Description. To choose the leader for a round, given a current committee, the hash (of some metadata) modulo the total stake is taken as a needle to point to the leader’s stake.

In pseudo-code the logic looks like that:

seed = [starting_round, current_round, total_stake]
digest = hash_to_group_psd4(seed).x_coordinate()
stake_index = digest % total_stake
current_stake_index = 0
for candidate, stake in candidates:
    current_stake_index += stake
    if stake_index < current_stake_index:
        leader = candidate
        break
return leader

The digest % total_stake operation, if required to be fair, needs to uniformly span the range of numbers from 0 to total_stake.

This is of course not always the case as total_stake is different depending on the committee. As such some members of a committee will have more (or less) chance to be elected than others.

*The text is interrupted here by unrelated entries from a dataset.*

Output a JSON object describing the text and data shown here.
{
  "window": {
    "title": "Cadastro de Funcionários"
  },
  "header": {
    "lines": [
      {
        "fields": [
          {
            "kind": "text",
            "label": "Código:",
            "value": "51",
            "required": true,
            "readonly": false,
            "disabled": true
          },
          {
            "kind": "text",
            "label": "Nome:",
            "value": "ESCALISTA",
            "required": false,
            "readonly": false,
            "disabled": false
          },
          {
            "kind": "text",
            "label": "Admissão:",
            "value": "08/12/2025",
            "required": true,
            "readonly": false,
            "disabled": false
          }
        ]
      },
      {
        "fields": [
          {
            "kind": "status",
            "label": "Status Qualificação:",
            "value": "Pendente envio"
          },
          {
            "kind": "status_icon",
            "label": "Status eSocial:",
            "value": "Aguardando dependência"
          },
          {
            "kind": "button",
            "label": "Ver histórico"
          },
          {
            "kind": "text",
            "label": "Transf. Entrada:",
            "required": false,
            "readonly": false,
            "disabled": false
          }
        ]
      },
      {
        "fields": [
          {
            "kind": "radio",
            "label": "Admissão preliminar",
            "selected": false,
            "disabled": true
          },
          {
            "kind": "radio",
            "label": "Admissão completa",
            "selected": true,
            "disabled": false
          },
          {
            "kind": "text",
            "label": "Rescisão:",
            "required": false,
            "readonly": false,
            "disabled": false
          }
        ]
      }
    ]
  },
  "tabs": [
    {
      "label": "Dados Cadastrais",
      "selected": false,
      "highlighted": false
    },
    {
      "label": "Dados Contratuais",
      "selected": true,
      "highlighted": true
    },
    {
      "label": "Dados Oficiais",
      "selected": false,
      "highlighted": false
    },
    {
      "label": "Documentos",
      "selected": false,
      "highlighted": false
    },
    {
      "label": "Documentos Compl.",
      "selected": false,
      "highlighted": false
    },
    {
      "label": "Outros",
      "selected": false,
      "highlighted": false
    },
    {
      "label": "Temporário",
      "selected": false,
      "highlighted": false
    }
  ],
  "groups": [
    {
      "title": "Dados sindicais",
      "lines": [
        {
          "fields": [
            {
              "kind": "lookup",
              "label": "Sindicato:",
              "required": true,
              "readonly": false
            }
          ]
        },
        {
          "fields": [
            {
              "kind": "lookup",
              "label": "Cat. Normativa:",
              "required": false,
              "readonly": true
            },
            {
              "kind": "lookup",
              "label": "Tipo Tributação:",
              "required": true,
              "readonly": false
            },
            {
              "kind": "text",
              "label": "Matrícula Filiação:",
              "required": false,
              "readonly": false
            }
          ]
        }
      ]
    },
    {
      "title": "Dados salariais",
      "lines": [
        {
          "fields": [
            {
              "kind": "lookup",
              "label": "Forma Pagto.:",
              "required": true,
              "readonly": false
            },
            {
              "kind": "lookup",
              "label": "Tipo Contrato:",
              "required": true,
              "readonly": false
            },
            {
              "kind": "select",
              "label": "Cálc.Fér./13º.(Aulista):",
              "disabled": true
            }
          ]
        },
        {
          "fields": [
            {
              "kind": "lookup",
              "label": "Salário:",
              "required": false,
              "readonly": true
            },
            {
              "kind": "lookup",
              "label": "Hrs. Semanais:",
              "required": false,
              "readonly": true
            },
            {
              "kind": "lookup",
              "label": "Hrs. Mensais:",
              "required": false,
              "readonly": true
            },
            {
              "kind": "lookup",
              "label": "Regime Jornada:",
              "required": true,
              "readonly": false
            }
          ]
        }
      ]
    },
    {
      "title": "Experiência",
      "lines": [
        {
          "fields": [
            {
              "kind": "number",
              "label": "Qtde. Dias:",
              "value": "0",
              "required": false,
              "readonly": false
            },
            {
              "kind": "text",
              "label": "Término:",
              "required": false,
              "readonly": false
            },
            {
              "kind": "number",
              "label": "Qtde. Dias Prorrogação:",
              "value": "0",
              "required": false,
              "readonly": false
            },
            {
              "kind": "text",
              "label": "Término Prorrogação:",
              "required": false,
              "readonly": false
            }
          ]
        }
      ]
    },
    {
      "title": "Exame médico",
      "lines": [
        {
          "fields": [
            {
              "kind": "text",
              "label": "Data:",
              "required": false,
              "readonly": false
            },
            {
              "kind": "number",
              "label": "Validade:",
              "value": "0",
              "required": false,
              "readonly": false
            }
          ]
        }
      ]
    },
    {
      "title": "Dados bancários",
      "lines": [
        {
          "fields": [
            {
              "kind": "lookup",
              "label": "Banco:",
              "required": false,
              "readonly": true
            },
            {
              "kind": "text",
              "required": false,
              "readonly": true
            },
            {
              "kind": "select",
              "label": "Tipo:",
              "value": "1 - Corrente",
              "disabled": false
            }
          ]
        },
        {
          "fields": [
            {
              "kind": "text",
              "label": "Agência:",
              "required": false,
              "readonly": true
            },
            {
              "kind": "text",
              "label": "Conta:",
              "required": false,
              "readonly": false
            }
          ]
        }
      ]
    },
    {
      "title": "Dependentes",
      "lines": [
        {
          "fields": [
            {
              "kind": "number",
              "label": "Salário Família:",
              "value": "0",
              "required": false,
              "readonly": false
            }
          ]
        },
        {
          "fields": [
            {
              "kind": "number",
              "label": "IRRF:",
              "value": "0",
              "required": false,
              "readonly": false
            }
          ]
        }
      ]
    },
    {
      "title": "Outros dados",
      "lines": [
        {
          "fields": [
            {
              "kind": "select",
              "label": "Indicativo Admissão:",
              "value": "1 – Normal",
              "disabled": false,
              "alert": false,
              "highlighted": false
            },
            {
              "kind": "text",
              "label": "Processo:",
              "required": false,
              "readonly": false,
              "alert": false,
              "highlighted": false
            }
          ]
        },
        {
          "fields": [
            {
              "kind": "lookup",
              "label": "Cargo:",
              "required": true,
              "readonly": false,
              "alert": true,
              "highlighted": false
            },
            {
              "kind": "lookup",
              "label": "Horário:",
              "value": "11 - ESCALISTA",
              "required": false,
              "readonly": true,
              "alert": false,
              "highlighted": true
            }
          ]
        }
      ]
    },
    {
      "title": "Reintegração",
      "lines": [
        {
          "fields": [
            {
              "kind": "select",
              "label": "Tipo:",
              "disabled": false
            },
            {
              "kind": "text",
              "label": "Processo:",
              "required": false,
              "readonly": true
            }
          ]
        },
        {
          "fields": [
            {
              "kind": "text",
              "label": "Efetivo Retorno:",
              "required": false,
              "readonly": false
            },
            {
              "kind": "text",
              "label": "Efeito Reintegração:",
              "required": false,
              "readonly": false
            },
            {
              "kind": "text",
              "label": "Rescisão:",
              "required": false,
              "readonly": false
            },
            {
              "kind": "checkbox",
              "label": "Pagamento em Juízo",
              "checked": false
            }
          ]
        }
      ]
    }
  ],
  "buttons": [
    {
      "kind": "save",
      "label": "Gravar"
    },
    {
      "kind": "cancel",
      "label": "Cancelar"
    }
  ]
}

This might be an acceptable bias, especially as the Bullshark protocol provides a property called “chain quality”. From the Narwhal paper:

A fourth step provides Chain Quality by imposing restrictions on block creation rate. Each block from a validator contains a round number, and must include a quorum of certificates from the previous round to be valid. As a result, a fraction of honest validators’ blocks are included in any proposal. Additionally, a validator cannot advance to a Mempool round before some honest ones concluded the previous round, preventing flooding. As a result Narwhal provides the consensus layer censroship-resistence (as defined in HoneyBadger BFT) without the need for using any additional mechanisms such as threshold encryption.

That being said, leader bias might have other issues such as a leader intentionally targeting commits that will get them re-elected, which in turns might get them to collect more coinbase rewards or slow down the protocol.